Clinton then declared, “Net business investment, which includes things like factories, machines and research labs, have declined as a share of the economy... In recent years some of our biggest companies have spent more than half their earnings to buy back their own stock and another third or more to pay dividends.”
Her proposal for dealing with this reality is more tax cuts and credits for business! She declared, “Workers are assets. Investing in them pays off; higher wages pay off. Training pays off. To help more companies do that, I proposed a $1,500 tax credit for every worker they train and hire.”
Throughout her speech, Clinton addressed every major social issue in America from the standpoint of swelling the bottom line for US corporations. Not even attempting to disguise the fact that her immigration policy is predicated on providing cheap labor to US businesses, Clinton called for “comprehensive immigration reform” that would bring “millions of hard-working people into the formal economy” in order to “increase our gross domestic product by an estimated $700 billion over 10 years.”
Clinton further called for slashing government spending particularly on “big” social programs, i.e. Medicare and Social Security. “It’s time to stop having debates over the small stuff and focus on how we’re going to tackle the big stuff together.” She pledged to “propose ways to ensure that our fiscal outlook is sustainable, including by continuing to restrain health care costs, which remain one of the key drivers of long-term deficits.”
The entire structure of Clinton's speech made clear that the small handful of policies she nominally supports that do have even the slightest egalitarian character are simply window dressing. She declared, in passing, halfway through her speech that “we do have to raise the minimum wage, and implement President Obama’s new rules on overtime.”
This was the only reference to these two supposedly central planks of the Democratic Party platform. By way of comparison, Clinton referred to “business” 21 times, and “growth” 31 times.
Clinton is relying on her political allies among the trade unions and other apologists for the Democratic Party to gloss over her right-wing policies and sell her candidacy to the American people. Over the weekend, the executive council of the American Federation of Teachers voted to endorse Hillary Clinton for the Democratic nomination for president, becoming the first national union to endorse any candidate.

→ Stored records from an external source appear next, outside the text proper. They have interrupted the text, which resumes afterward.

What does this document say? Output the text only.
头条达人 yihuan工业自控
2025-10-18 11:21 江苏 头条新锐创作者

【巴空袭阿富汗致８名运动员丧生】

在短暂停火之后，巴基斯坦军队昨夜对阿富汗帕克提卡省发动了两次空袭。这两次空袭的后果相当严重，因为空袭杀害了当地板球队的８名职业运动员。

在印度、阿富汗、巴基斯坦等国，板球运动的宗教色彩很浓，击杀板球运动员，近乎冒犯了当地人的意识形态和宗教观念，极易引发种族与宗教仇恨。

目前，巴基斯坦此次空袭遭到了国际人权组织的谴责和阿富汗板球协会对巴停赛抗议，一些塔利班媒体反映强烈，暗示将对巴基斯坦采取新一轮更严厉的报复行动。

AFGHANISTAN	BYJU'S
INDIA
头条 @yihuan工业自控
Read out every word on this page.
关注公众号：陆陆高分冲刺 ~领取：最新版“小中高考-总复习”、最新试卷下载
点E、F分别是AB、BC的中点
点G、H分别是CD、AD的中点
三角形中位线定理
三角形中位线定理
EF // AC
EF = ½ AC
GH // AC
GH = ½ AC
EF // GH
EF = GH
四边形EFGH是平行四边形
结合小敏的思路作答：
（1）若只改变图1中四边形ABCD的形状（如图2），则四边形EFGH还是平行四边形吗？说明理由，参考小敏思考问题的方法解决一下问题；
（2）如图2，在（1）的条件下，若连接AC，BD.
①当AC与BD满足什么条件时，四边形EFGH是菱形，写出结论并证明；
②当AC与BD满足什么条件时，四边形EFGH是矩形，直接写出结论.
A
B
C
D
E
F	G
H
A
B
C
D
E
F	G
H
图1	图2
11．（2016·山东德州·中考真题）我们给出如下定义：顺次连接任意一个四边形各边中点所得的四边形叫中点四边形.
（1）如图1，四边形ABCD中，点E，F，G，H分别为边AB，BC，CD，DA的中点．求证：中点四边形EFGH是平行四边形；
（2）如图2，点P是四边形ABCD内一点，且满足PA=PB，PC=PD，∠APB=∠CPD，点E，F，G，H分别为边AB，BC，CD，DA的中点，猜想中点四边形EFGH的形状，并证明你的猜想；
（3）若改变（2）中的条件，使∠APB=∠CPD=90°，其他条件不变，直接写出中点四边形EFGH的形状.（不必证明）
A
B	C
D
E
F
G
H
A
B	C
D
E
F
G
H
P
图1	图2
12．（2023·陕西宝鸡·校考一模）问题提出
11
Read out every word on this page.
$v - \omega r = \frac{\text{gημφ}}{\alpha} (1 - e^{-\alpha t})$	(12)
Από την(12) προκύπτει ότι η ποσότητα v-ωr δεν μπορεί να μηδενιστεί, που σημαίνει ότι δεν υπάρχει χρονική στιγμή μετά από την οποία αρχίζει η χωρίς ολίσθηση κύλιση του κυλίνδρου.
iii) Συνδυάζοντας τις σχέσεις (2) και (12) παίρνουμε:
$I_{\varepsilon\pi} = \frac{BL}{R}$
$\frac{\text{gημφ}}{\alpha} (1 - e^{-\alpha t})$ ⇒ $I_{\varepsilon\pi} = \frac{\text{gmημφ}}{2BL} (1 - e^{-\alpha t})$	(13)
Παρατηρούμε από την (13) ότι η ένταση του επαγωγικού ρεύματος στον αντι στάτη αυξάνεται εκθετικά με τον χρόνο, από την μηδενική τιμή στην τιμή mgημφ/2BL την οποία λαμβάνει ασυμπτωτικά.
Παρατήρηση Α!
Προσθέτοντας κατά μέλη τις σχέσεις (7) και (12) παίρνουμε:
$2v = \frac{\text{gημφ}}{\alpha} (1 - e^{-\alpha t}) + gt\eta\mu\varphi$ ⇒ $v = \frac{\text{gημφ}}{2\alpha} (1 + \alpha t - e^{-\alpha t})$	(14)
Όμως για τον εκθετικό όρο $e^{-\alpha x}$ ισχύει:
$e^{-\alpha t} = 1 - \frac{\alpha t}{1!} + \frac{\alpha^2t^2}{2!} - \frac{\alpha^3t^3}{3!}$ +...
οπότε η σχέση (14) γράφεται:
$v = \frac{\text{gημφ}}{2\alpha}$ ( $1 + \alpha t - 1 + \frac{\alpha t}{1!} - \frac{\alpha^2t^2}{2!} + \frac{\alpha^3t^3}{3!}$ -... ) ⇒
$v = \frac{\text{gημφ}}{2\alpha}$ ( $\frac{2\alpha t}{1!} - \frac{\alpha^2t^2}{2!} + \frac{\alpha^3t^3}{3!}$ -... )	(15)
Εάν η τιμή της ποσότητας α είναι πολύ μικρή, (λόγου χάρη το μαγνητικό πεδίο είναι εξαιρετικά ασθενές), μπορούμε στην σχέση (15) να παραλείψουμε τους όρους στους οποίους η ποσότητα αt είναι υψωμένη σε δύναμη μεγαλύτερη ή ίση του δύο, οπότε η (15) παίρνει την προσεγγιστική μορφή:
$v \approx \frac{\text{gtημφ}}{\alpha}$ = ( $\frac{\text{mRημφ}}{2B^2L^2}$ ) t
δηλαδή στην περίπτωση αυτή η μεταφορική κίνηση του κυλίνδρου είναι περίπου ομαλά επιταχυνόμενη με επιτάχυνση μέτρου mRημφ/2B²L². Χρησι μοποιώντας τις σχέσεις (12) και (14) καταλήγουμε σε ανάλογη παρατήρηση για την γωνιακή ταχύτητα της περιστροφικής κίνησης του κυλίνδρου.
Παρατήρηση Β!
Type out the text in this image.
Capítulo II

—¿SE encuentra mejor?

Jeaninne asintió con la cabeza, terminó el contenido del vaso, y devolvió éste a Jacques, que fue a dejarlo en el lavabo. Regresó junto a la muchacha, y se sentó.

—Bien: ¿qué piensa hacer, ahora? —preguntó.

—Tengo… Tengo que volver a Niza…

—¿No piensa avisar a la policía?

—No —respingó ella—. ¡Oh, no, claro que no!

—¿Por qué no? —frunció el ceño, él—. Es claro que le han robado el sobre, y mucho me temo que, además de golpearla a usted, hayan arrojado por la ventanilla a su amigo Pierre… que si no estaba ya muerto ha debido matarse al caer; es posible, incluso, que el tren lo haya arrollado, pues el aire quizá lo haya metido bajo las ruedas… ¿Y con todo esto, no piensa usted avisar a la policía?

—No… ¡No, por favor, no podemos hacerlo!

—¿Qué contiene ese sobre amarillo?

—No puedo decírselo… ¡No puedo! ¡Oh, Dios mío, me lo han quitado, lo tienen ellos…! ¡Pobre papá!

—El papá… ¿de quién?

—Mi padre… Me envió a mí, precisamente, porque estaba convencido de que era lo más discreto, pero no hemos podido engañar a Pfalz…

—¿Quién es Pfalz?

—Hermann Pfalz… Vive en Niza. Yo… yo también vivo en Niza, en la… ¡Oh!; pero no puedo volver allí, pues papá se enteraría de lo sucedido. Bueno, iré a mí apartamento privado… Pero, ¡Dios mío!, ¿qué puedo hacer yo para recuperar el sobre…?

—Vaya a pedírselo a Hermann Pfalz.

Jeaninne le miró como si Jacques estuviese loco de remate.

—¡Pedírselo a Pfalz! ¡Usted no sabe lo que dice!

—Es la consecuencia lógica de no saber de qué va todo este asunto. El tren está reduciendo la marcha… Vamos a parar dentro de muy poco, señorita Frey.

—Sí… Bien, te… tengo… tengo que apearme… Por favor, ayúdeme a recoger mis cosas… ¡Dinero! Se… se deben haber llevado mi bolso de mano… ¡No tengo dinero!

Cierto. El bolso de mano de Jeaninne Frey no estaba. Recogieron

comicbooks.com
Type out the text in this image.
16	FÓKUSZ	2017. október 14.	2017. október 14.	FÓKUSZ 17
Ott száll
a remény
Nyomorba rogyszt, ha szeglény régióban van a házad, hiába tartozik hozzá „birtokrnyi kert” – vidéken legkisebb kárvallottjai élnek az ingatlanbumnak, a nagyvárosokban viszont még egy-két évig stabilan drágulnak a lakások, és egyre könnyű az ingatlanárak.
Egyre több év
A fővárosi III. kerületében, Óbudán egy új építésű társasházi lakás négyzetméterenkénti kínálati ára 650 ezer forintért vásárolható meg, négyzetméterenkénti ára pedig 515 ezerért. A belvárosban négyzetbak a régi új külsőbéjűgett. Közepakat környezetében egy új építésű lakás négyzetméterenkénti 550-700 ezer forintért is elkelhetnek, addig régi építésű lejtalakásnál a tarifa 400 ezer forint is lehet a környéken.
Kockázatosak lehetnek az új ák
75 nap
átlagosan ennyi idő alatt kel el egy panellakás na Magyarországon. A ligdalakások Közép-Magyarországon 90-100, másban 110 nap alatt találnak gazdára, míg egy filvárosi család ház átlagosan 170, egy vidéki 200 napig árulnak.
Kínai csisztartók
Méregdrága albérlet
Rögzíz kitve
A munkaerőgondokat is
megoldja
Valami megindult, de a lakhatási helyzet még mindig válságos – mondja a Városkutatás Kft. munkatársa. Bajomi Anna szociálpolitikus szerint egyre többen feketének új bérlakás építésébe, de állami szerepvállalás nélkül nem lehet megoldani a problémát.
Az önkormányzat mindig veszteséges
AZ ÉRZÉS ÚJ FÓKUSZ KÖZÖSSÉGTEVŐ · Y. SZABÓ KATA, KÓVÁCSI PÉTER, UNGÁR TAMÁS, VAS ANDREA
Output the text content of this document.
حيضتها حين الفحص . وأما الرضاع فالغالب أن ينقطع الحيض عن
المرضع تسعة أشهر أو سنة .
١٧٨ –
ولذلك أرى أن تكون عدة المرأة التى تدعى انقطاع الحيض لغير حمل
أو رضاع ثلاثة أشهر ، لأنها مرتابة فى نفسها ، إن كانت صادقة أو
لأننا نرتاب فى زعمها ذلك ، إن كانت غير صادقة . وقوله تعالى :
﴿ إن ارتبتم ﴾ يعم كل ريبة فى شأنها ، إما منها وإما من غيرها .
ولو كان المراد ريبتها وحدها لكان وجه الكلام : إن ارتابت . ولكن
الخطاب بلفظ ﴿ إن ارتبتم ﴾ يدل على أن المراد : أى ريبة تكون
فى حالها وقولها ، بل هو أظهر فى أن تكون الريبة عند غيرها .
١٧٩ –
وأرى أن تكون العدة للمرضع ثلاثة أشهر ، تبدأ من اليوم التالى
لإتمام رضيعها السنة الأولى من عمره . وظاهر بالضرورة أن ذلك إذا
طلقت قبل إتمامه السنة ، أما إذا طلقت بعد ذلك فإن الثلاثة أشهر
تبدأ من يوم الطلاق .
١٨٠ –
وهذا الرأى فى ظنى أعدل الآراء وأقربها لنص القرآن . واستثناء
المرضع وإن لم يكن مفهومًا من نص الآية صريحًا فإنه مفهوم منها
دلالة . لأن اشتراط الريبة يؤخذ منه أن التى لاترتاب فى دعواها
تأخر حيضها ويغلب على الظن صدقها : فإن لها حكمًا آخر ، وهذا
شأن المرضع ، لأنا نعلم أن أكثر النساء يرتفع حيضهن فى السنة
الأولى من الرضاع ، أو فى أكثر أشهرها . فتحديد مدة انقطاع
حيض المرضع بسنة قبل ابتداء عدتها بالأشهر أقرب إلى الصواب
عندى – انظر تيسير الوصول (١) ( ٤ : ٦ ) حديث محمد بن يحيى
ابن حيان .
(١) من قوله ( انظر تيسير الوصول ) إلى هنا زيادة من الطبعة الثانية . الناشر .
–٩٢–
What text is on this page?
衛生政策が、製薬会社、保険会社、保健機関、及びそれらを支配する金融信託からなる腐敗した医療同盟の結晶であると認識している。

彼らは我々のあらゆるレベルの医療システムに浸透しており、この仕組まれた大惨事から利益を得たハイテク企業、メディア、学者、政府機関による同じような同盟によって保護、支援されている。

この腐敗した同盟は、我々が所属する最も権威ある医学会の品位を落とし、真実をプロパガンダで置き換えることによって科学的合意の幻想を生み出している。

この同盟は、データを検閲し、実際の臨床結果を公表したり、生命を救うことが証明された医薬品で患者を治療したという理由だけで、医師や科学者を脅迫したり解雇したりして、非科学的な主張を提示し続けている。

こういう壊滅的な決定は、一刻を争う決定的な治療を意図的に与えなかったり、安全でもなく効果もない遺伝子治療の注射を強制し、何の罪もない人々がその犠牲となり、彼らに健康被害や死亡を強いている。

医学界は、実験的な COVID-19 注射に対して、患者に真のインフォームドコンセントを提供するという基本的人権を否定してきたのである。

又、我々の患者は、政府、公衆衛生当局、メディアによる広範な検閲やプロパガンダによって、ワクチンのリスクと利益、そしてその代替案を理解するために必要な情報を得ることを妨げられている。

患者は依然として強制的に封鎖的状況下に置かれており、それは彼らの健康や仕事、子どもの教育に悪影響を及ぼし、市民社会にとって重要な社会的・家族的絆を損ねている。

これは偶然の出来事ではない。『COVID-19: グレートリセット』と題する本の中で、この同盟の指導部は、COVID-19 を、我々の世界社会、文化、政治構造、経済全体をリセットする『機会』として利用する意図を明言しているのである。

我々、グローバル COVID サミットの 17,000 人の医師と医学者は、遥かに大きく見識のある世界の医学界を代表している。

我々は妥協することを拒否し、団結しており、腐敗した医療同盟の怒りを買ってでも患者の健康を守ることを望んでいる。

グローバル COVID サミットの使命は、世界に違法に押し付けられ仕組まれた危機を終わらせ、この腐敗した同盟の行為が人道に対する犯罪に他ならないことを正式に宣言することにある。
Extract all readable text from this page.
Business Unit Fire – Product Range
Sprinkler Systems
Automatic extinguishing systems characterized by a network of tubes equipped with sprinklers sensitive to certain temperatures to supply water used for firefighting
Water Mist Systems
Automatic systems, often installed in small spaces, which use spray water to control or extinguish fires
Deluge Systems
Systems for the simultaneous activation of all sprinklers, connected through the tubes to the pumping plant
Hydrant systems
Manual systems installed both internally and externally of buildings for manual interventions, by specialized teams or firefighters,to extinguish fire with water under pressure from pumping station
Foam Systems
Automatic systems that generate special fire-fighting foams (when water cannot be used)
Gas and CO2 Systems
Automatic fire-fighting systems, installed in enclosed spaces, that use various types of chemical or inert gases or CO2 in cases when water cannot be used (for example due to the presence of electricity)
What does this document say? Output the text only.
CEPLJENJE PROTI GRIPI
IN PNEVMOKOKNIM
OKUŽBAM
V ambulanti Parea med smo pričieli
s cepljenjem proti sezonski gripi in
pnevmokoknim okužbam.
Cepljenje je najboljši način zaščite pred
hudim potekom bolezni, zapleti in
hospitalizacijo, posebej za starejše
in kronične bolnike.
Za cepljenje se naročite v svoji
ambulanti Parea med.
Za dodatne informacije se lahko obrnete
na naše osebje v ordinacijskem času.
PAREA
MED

The AFT declared, “Hillary Clinton is the champion working families need in the White House. She is a tested leader who is prepared for a tough fight on behalf of students, families and communities.” The statement added that a Clinton presidency will help fight “poverty, wage stagnation” and “income inequality.”
Despite such claims, anyone who takes the time to review Clinton's remarks will immediately see that she fully intends to continue and deepen the right-wing, pro-business and pro-corporate policies of her predecessors, Democratic and Republican alike.